Google announced the next Android version, dubbed Android N, last month. However, only 10.1% Android smartphones have the latest Android Marshmallow release. This is just a marginal increase of 2.6% over May, when the Android Marshmallow user base stood at 7.5%.
Android M was released seven months ago in October 2015. The latest OS version barely had 1% users in February. Adoption has been slow as brands continue to launch smartphones with older Lollipop OS baked with their custom UIs.
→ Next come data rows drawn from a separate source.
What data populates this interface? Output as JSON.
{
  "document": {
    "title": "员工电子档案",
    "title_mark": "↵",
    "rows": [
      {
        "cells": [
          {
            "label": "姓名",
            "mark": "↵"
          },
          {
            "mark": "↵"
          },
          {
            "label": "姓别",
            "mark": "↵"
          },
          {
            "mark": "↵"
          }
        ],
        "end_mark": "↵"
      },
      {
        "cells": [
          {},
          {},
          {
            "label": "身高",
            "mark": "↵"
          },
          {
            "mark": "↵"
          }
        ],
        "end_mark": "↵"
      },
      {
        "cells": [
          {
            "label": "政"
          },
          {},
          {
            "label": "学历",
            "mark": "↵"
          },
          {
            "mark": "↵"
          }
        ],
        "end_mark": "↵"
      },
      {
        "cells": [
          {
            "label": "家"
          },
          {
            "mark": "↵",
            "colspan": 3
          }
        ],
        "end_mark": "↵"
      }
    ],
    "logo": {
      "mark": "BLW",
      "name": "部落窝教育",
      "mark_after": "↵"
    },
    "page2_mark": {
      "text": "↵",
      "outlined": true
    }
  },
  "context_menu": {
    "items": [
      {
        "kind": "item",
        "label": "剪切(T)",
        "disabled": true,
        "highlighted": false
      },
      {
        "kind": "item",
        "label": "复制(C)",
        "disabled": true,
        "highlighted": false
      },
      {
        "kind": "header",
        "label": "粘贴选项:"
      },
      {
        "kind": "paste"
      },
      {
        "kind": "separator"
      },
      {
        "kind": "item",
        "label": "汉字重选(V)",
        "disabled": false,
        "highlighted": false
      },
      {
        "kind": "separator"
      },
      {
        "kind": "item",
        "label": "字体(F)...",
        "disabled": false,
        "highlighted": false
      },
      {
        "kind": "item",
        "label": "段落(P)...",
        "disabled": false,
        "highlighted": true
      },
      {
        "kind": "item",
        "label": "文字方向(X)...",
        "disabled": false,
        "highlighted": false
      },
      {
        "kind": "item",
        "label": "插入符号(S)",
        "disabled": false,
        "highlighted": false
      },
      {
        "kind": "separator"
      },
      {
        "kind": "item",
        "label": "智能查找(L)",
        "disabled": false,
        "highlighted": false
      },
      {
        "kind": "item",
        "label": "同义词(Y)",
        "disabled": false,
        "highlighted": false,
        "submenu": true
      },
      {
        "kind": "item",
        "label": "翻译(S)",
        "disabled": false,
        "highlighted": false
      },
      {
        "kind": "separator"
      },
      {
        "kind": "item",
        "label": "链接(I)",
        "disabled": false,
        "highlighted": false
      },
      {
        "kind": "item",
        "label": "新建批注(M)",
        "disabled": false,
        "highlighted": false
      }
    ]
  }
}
However, with brands like Motorola , Samsung, LG and Lenovo releasing Android Marshmallow updates to their devices, the adoption rates have picked up.
Android Lollipop is the most widely-used version of Android, with the OS running on 35.4% of all devices.
As for the earlier versions of Android OS, KitKat stands at 31.6%, Jelly Bean at 18.9%, Ice Cream Sandwich at 1.9% and Gingerbread at 2%.
Google fetches this data from devices running the latest Google Play Store app, which is compatible with Android 2.2 and higher.
The low adoption of Android Marshmallow means developers are not able to add essential features like fingerprint verification to their apps. For example, the latest Android Marshmallow comes with fingerprint sign-on feature baked in. With this, users can log into apps and even make payments using fingerprint authentication. However, developers just can’t go ahead with incorporating the feature in their apps with 10.1% users on-board.